The medal payments are just one part of a growing effort to make the sport more sustainable and accessible for athletes. Unlike major sports in the U.S., track and field athletes do not belong to a union, and there is no collective bargaining agreement that defines such distinctions as a salary floor, or even who counts as a full-fledged professional. 

Money from private investors has begun trickling in. Michael Johnson’s four-meet Grand Slam Track league, which begins in 2025, has promised $12 million in prize money for its first season. A bracket-style, head-to-head competition called Duæl Track has promised a $1 million prize pool. A women-only September meet co-organized by sprinter Gabby Thomas and Alexis Ohanian will deliver $60,000 first-place bonuses. (Ohanian, on social media, has also pledged to help Fraley, the discus thrower, cover her rent, and promised to add $60,000 to the gold medal bonuses to any winner competing in his September meet.)

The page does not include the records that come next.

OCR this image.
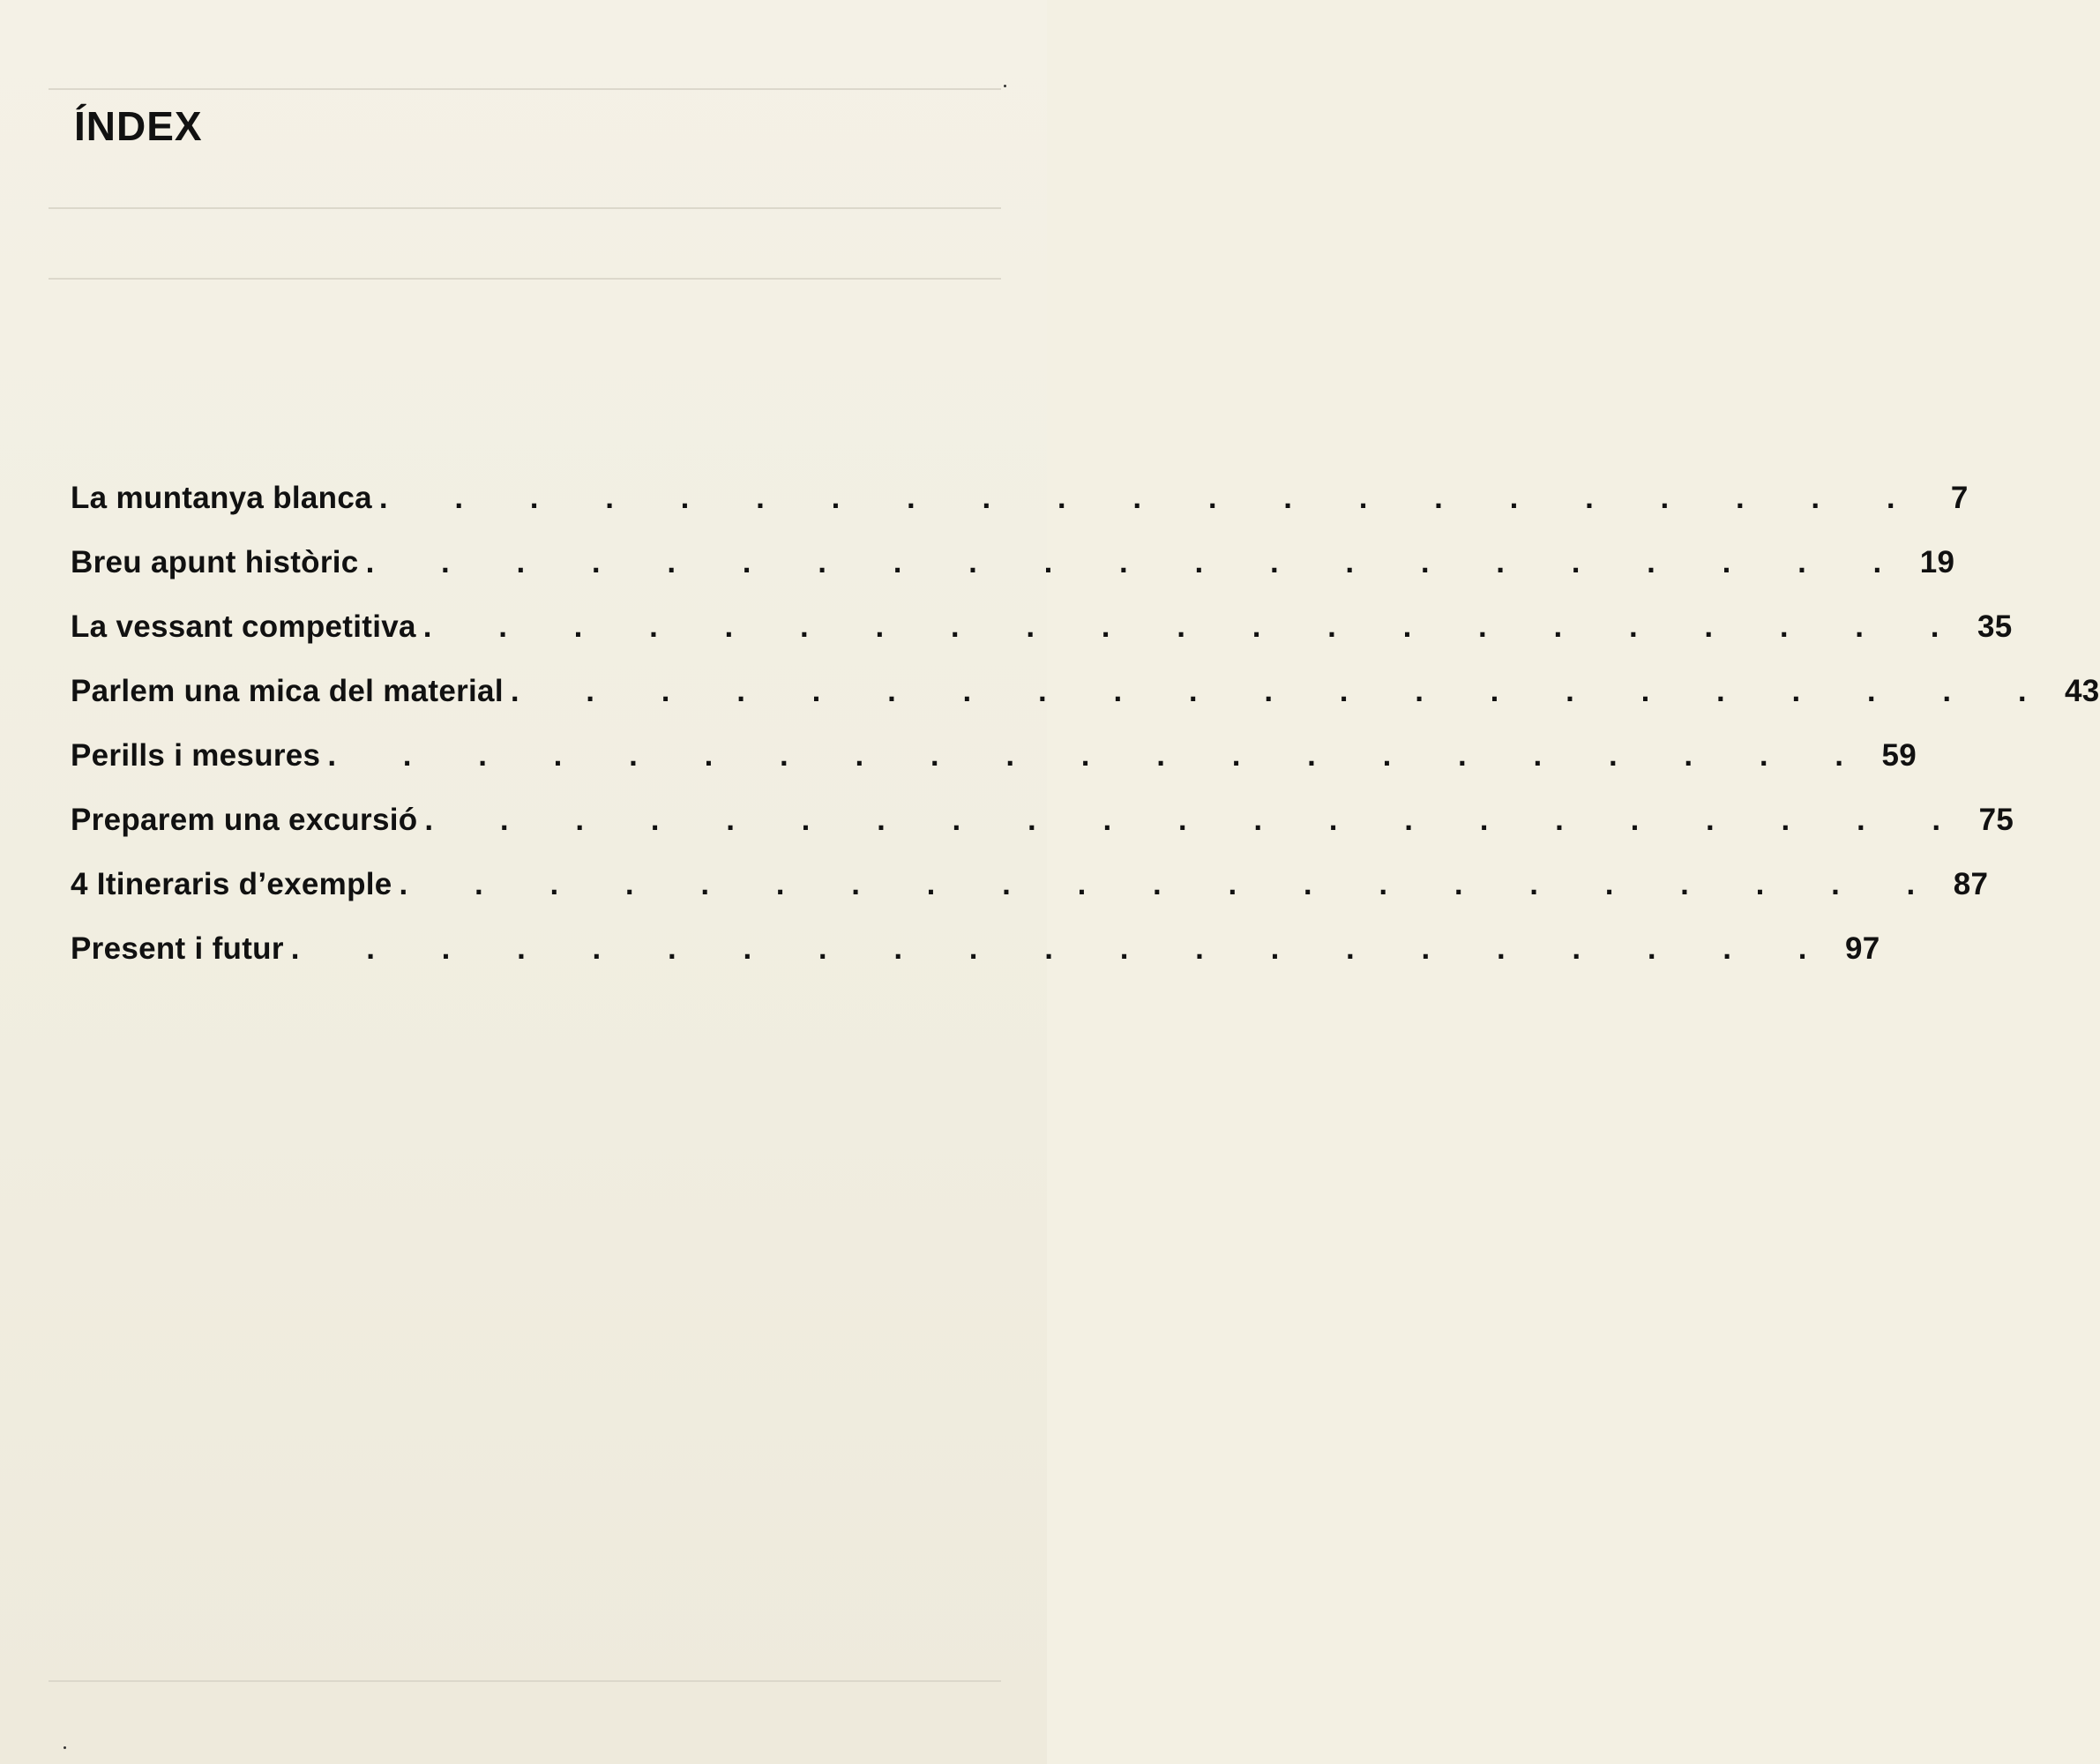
ÍNDEX
La muntanya blanca . . . . . . . . . . . . . . . . . . . . . 7
Breu apunt històric . . . . . . . . . . . . . . . . . . . . . 19
La vessant competitiva . . . . . . . . . . . . . . . . . . . . . 35
Parlem una mica del material . . . . . . . . . . . . . . . . . . . . . 43
Perills i mesures . . . . . . . . . . . . . . . . . . . . . 59
Preparem una excursió . . . . . . . . . . . . . . . . . . . . . 75
4 Itineraris d’exemple . . . . . . . . . . . . . . . . . . . . . 87
Present i futur . . . . . . . . . . . . . . . . . . . . . 97
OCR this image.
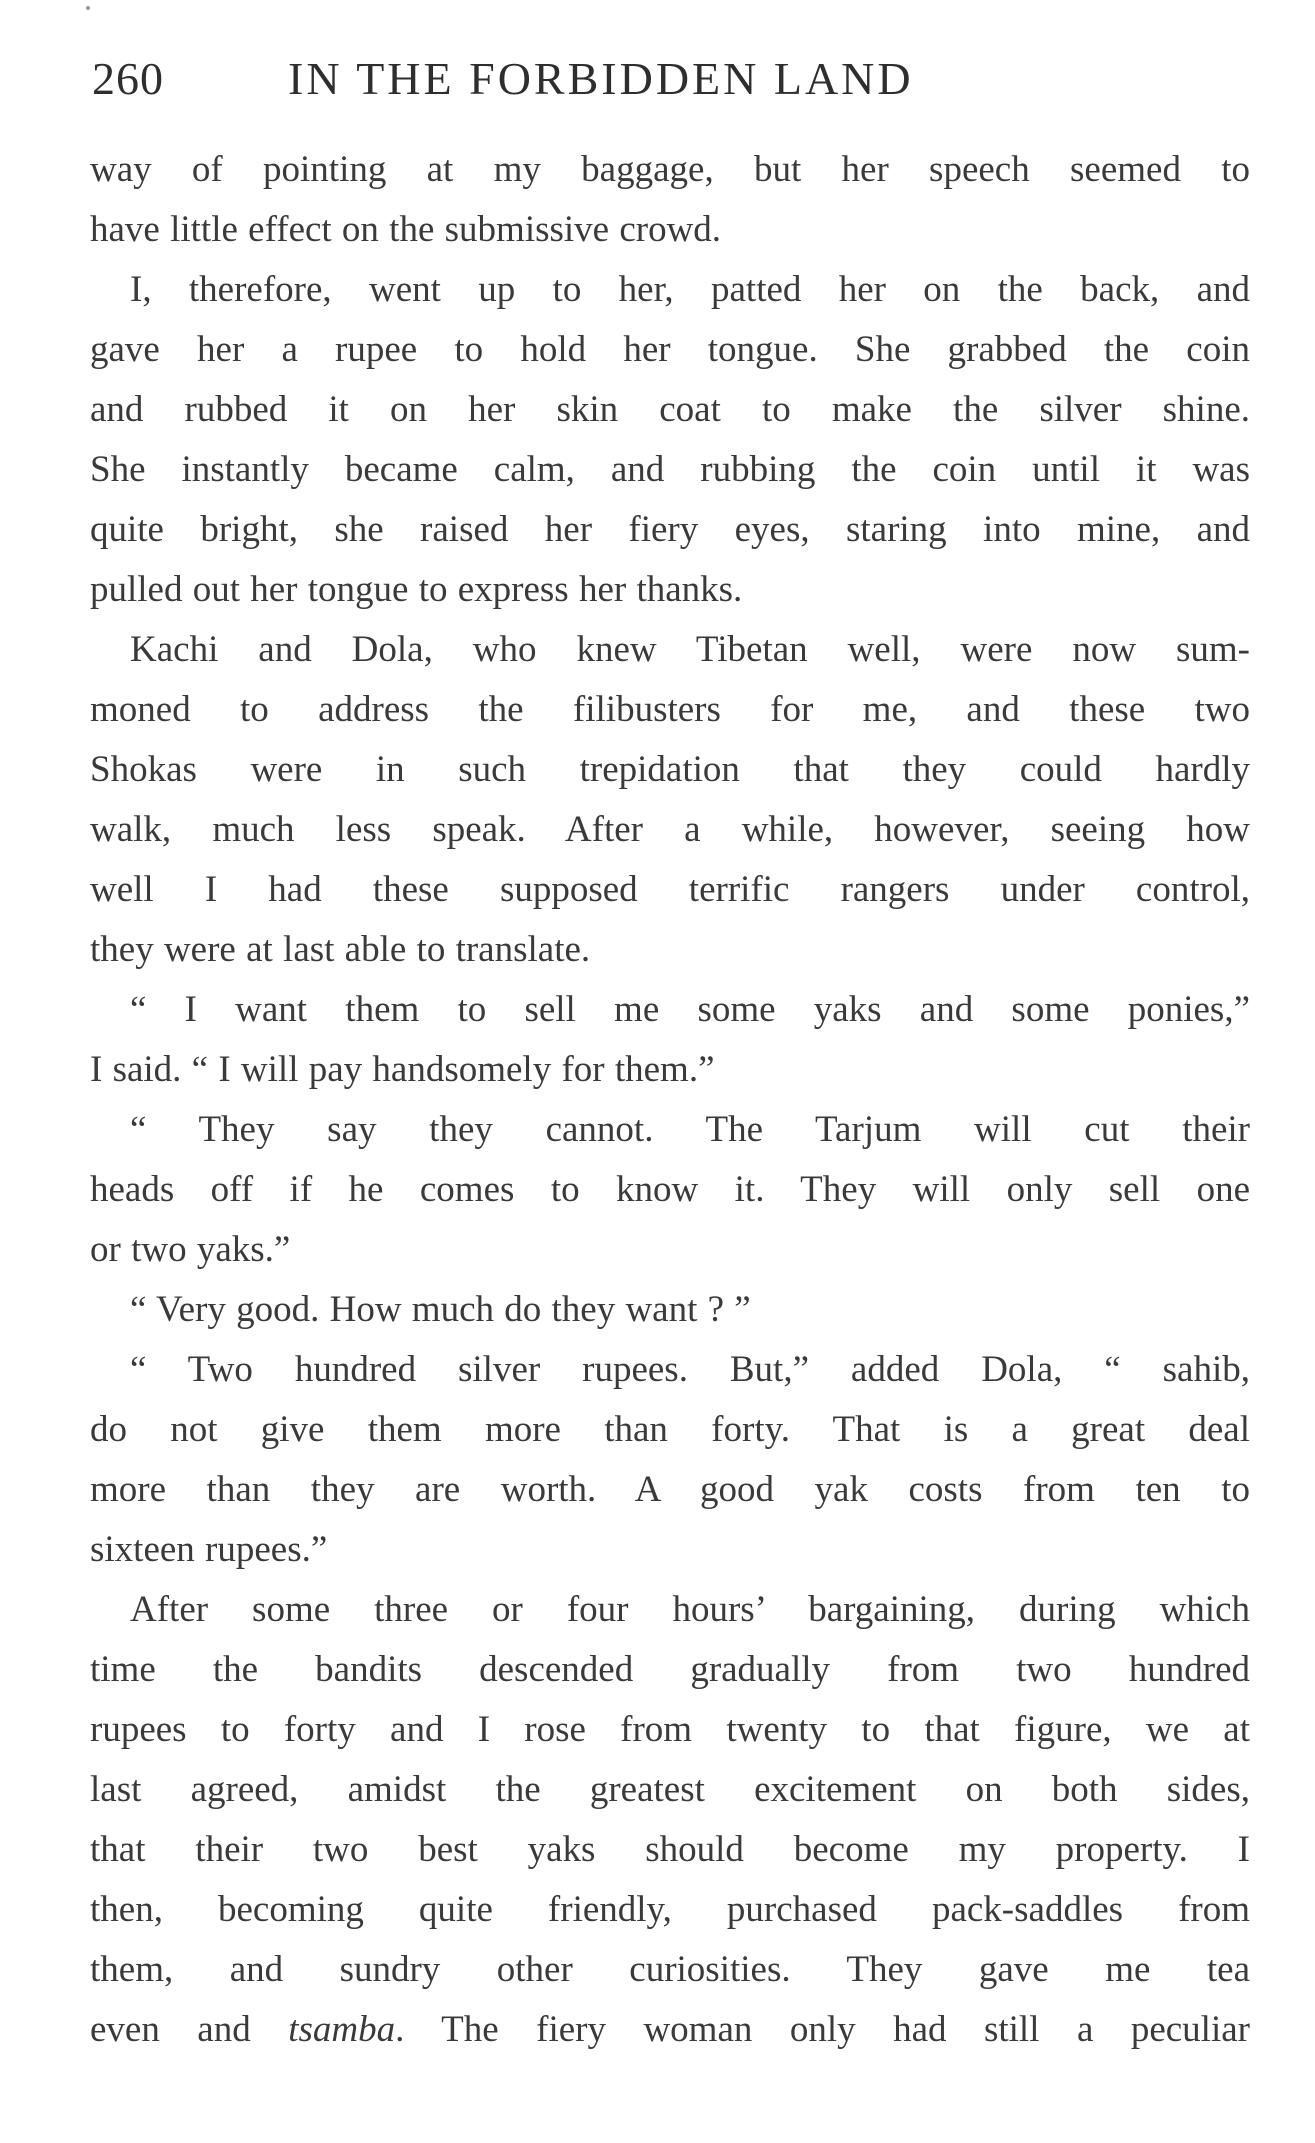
260	IN THE FORBIDDEN LAND
way of pointing at my baggage, but her speech seemed to
have little effect on the submissive crowd.
I, therefore, went up to her, patted her on the back, and
gave her a rupee to hold her tongue. She grabbed the coin
and rubbed it on her skin coat to make the silver shine.
She instantly became calm, and rubbing the coin until it was
quite bright, she raised her fiery eyes, staring into mine, and
pulled out her tongue to express her thanks.
Kachi and Dola, who knew Tibetan well, were now sum-
moned to address the filibusters for me, and these two
Shokas were in such trepidation that they could hardly
walk, much less speak. After a while, however, seeing how
well I had these supposed terrific rangers under control,
they were at last able to translate.
“ I want them to sell me some yaks and some ponies,”
I said. “ I will pay handsomely for them.”
“ They say they cannot. The Tarjum will cut their
heads off if he comes to know it. They will only sell one
or two yaks.”
“ Very good. How much do they want ? ”
“ Two hundred silver rupees. But,” added Dola, “ sahib,
do not give them more than forty. That is a great deal
more than they are worth. A good yak costs from ten to
sixteen rupees.”
After some three or four hours’ bargaining, during which
time the bandits descended gradually from two hundred
rupees to forty and I rose from twenty to that figure, we at
last agreed, amidst the greatest excitement on both sides,
that their two best yaks should become my property. I
then, becoming quite friendly, purchased pack-saddles from
them, and sundry other curiosities. They gave me tea
even and tsamba. The fiery woman only had still a peculiar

Adding the gold medal payments as another payday opportunity is a good thing, says Marcell Jacobs, the Italian who won 100-meter gold in Tokyo, because otherwise, “the money is not a lot. … You take the money maybe from the sponsor and other things, but you see the tennis player, every tournament they take a lot of money. I think [the payouts] are important. It’s one of the big steps, and I think we can improve a lot. But we start on that.”

The first golden payouts began Thursday, to the winners of the race-walking competitions. De Grasse’s chase for gold in both the 100 and 200 meters, and the new reward that comes with it, began Saturday. 

“There obviously is more money in the sport,” De Grasse told FOS. “We’ve just got to figure out how to find it or where it’s going and make sure that it’s actually going to the athletes.”

Editors’ note: The writer has worked as a freelancer for World Athletics.